Performance Optimization — Databricks & Tableau
Concise, interview-ready points in priority order.
What steps would you take to optimize the performance of a Databricks job?
- Use Photon runtime & autoscaling clusters.
- Store in Delta/Parquet, compact files, use Z-ORDER.
- Enable Adaptive Query Execution (AQE).
- Tune shuffle partitions & use broadcast joins.

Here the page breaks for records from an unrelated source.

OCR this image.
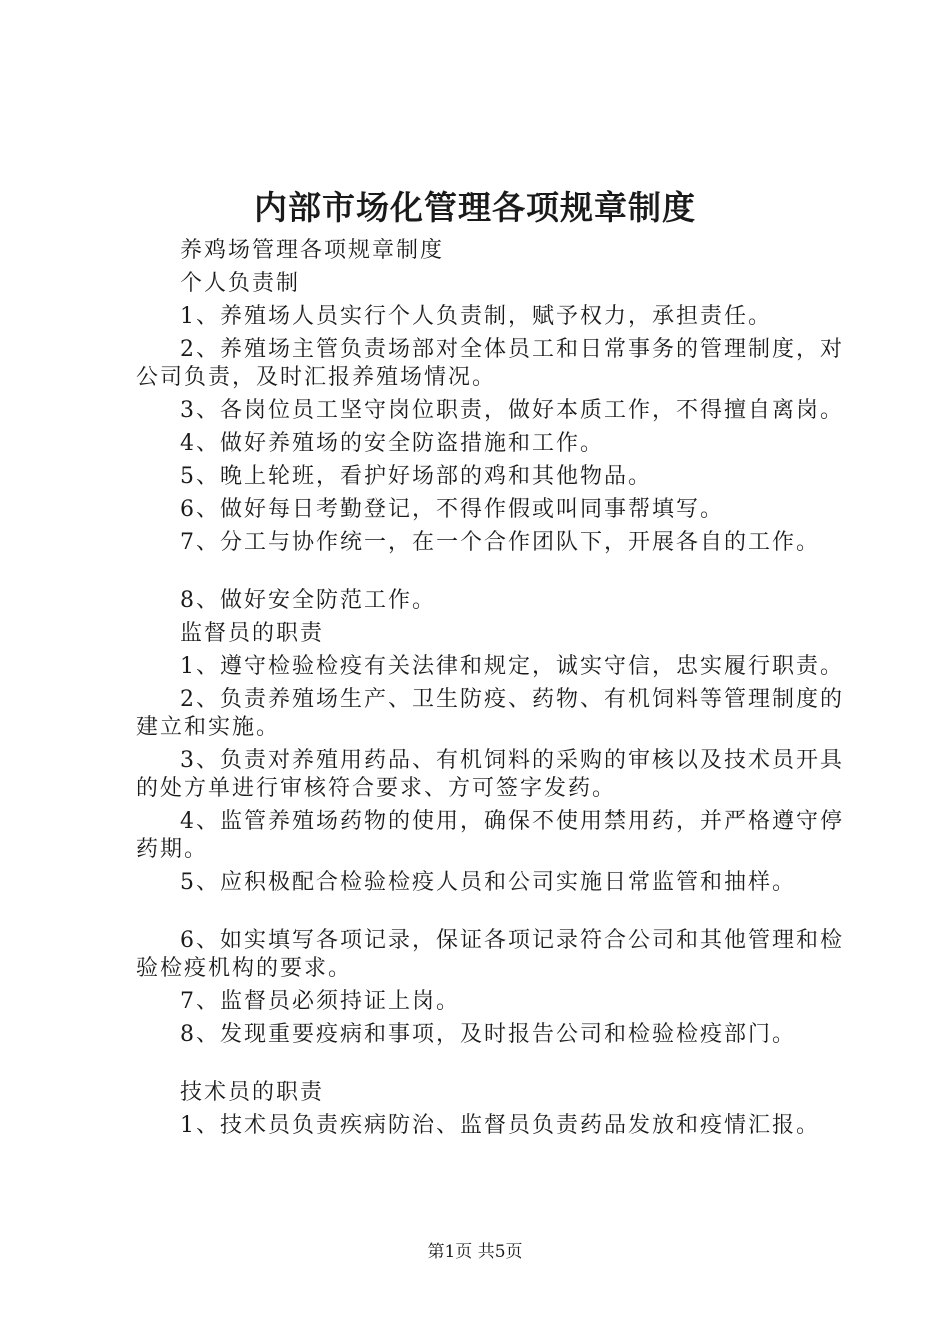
内部市场化管理各项规章制度

养鸡场管理各项规章制度

个人负责制

1、养殖场人员实行个人负责制，赋予权力，承担责任。

2、养殖场主管负责场部对全体员工和日常事务的管理制度，对公司负责，及时汇报养殖场情况。

3、各岗位员工坚守岗位职责，做好本质工作，不得擅自离岗。

4、做好养殖场的安全防盗措施和工作。

5、晚上轮班，看护好场部的鸡和其他物品。

6、做好每日考勤登记，不得作假或叫同事帮填写。

7、分工与协作统一，在一个合作团队下，开展各自的工作。

8、做好安全防范工作。

监督员的职责

1、遵守检验检疫有关法律和规定，诚实守信，忠实履行职责。

2、负责养殖场生产、卫生防疫、药物、有机饲料等管理制度的建立和实施。

3、负责对养殖用药品、有机饲料的采购的审核以及技术员开具的处方单进行审核符合要求、方可签字发药。

4、监管养殖场药物的使用，确保不使用禁用药，并严格遵守停药期。

5、应积极配合检验检疫人员和公司实施日常监管和抽样。

6、如实填写各项记录，保证各项记录符合公司和其他管理和检验检疫机构的要求。

7、监督员必须持证上岗。

8、发现重要疫病和事项，及时报告公司和检验检疫部门。

技术员的职责

1、技术员负责疾病防治、监督员负责药品发放和疫情汇报。

第1页 共5页
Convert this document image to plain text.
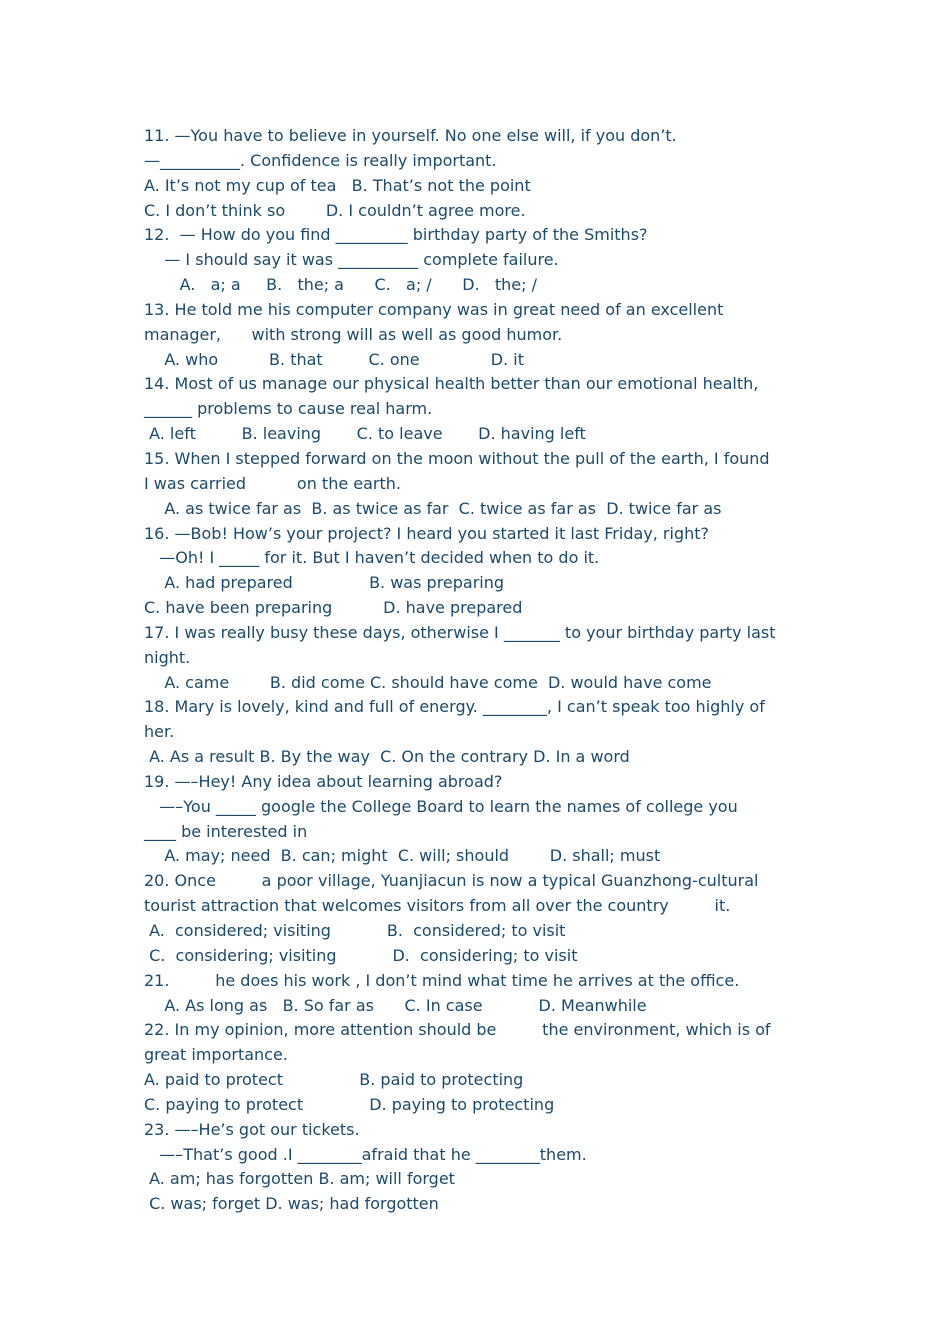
11. —You have to believe in yourself. No one else will, if you don’t.

—__________. Confidence is really important.

A. It’s not my cup of tea   B. That’s not the point

C. I don’t think so        D. I couldn’t agree more.

12.  — How do you find _________ birthday party of the Smiths?

— I should say it was __________ complete failure.

A.   a; a     B.   the; a      C.   a; /      D.   the; /

13. He told me his computer company was in great need of an excellent

manager,      with strong will as well as good humor.

A. who          B. that         C. one              D. it

14. Most of us manage our physical health better than our emotional health,

______ problems to cause real harm.

A. left         B. leaving       C. to leave       D. having left

15. When I stepped forward on the moon without the pull of the earth, I found

I was carried          on the earth.

A. as twice far as  B. as twice as far  C. twice as far as  D. twice far as

16. —Bob! How’s your project? I heard you started it last Friday, right?

—Oh! I _____ for it. But I haven’t decided when to do it.

A. had prepared               B. was preparing

C. have been preparing          D. have prepared

17. I was really busy these days, otherwise I _______ to your birthday party last

night.

A. came        B. did come C. should have come  D. would have come

18. Mary is lovely, kind and full of energy. ________, I can’t speak too highly of

her.

A. As a result B. By the way  C. On the contrary D. In a word

19. —–Hey! Any idea about learning abroad?

—–You _____ google the College Board to learn the names of college you

____ be interested in

A. may; need  B. can; might  C. will; should        D. shall; must

20. Once         a poor village, Yuanjiacun is now a typical Guanzhong-cultural

tourist attraction that welcomes visitors from all over the country         it.

A.  considered; visiting           B.  considered; to visit

C.  considering; visiting           D.  considering; to visit

21.         he does his work , I don’t mind what time he arrives at the office.

A. As long as   B. So far as      C. In case           D. Meanwhile

22. In my opinion, more attention should be         the environment, which is of

great importance.

A. paid to protect               B. paid to protecting

C. paying to protect             D. paying to protecting

23. —–He’s got our tickets.

—–That’s good .I ________afraid that he ________them.

A. am; has forgotten B. am; will forget

C. was; forget D. was; had forgotten
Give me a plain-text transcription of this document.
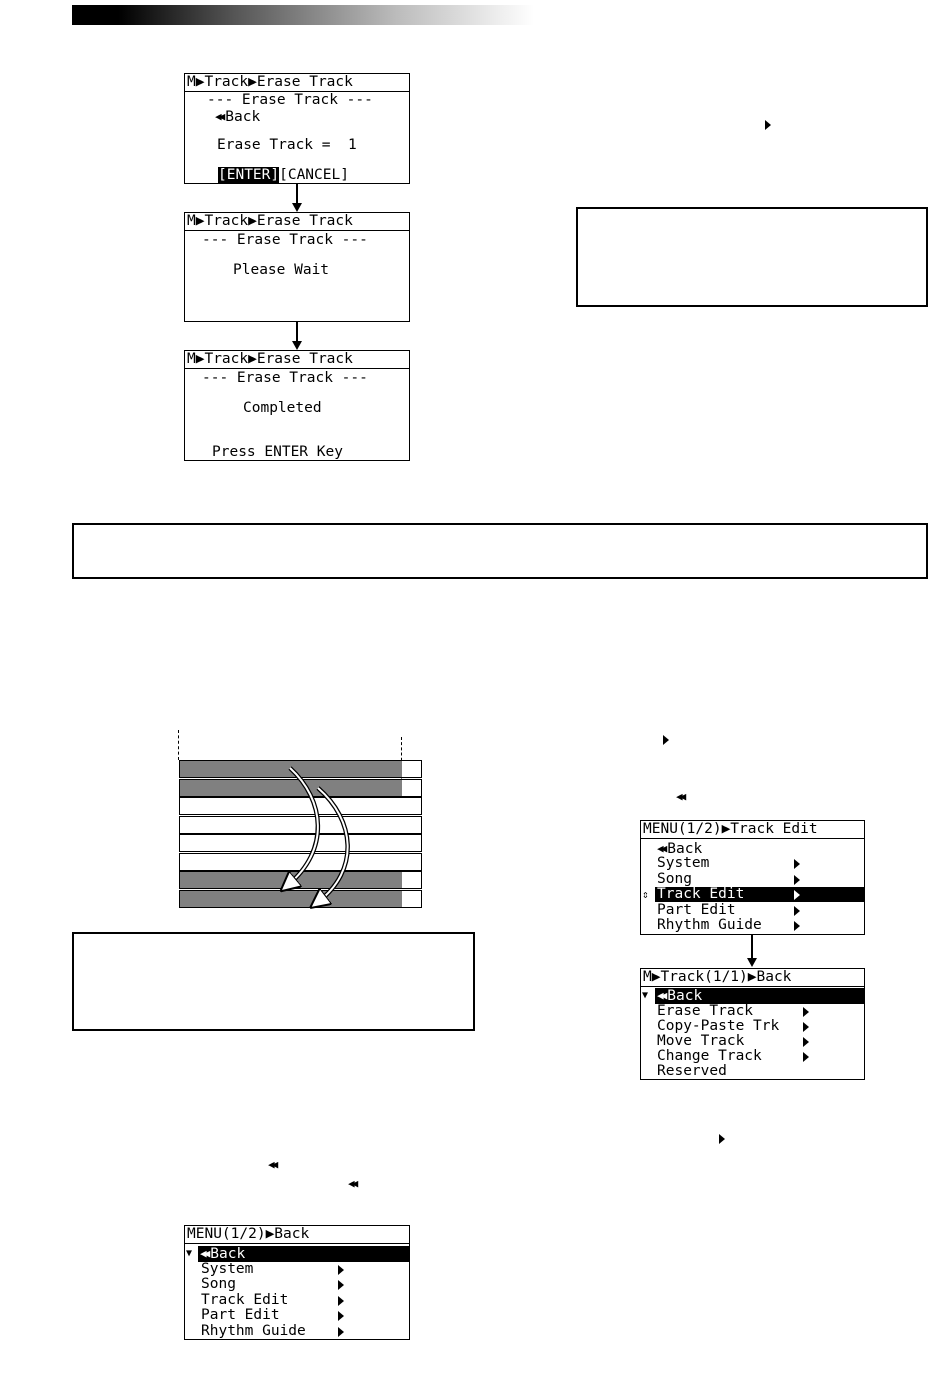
M▶Track▶Erase Track
--- Erase Track ---
◀◀ Back
Erase Track =  1
[ENTER][CANCEL]
M▶Track▶Erase Track
--- Erase Track ---
Please Wait
M▶Track▶Erase Track
--- Erase Track ---
Completed
Press ENTER Key
◀◀
MENU(1/2)▶Track Edit
◀◀ Back
System
Song
⇕ Track Edit
Part Edit
Rhythm Guide
M▶Track(1/1)▶Back
▼ ◀◀ Back
Erase Track
Copy-Paste Trk
Move Track
Change Track
Reserved
◀◀
◀◀
MENU(1/2)▶Back
▼ ◀◀ Back
System
Song
Track Edit
Part Edit
Rhythm Guide
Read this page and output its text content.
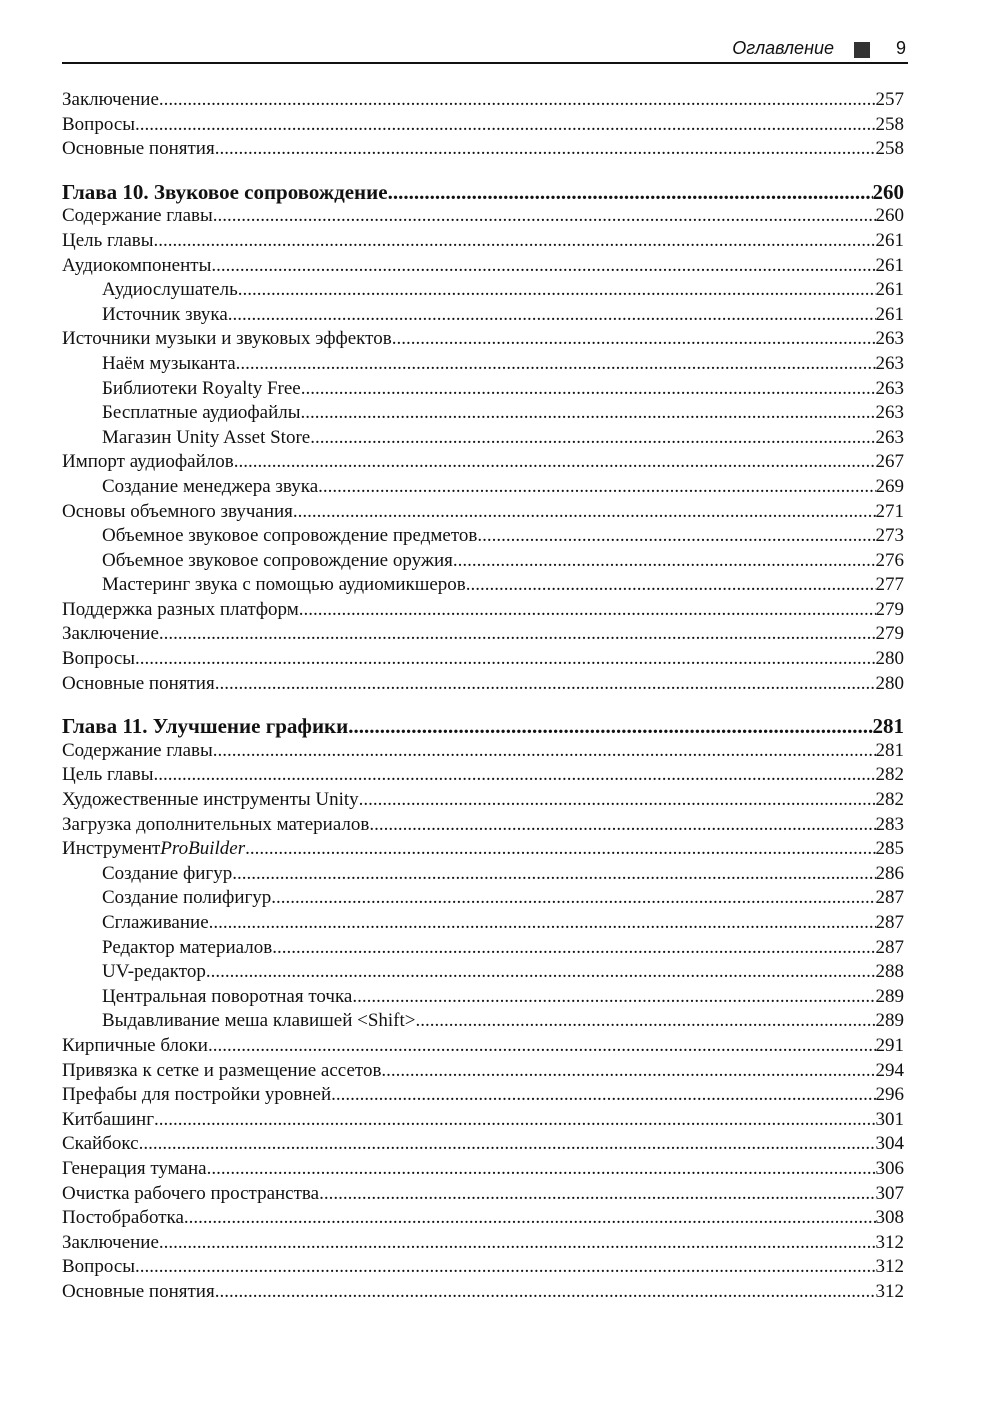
Оглавление	9
Заключение .....	257
Вопросы .....	258
Основные понятия .....	258
Глава 10. Звуковое сопровождение .....	260
Содержание главы .....	260
Цель главы .....	261
Аудиокомпоненты .....	261
Аудиослушатель .....	261
Источник звука .....	261
Источники музыки и звуковых эффектов .....	263
Наём музыканта .....	263
Библиотеки Royalty Free .....	263
Бесплатные аудиофайлы .....	263
Магазин Unity Asset Store .....	263
Импорт аудиофайлов .....	267
Создание менеджера звука .....	269
Основы объемного звучания .....	271
Объемное звуковое сопровождение предметов .....	273
Объемное звуковое сопровождение оружия .....	276
Мастеринг звука с помощью аудиомикшеров .....	277
Поддержка разных платформ .....	279
Заключение .....	279
Вопросы .....	280
Основные понятия .....	280
Глава 11. Улучшение графики .....	281
Содержание главы .....	281
Цель главы .....	282
Художественные инструменты Unity .....	282
Загрузка дополнительных материалов .....	283
Инструмент ProBuilder .....	285
Создание фигур .....	286
Создание полифигур .....	287
Сглаживание .....	287
Редактор материалов .....	287
UV-редактор .....	288
Центральная поворотная точка .....	289
Выдавливание меша клавишей <Shift> .....	289
Кирпичные блоки .....	291
Привязка к сетке и размещение ассетов .....	294
Префабы для постройки уровней .....	296
Китбашинг .....	301
Скайбокс .....	304
Генерация тумана .....	306
Очистка рабочего пространства .....	307
Постобработка .....	308
Заключение .....	312
Вопросы .....	312
Основные понятия .....	312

- Filter/prune columns early, cache selectively.
- Prefer built-ins over UDFs.
- Monitor Spark UI & fix bottlenecks.
How would you handle data skew in a Databricks job?
- Detect with Spark UI (slow tasks, uneven partitions).
- Enable AQE skew handling.
- Broadcast small tables, pre-aggregate before joins.
- Apply salting or composite keys.
- Repartition by uniform keys or process hot keys separately.
What are the best practices for writing efficient ETL pipelines in Databricks?
- Use Delta tables with Auto Loader for ingestion.
- Build bronze → silver → gold layers, incremental not full reloads.
- Optimize/Z-ORDER for query speed.
- Parameterize code, add data quality checks.
- Avoid UDFs, reduce shuffles, prune columns early.
- Orchestrate with retries, alerts, checkpoints.
How would you optimize a Tableau dashboard for performance when dealing with large datasets?
- Use extracts (Hyper), aggregated/incremental refresh.
- Pre-aggregate data, reduce marks (<100k per view).
- Use context filters, avoid high-cardinality quick filters.
- Push heavy calcs upstream; limit complex LODs.
- Keep dashboards simple, fewer worksheets.
- Monitor with Performance Recording & query plans.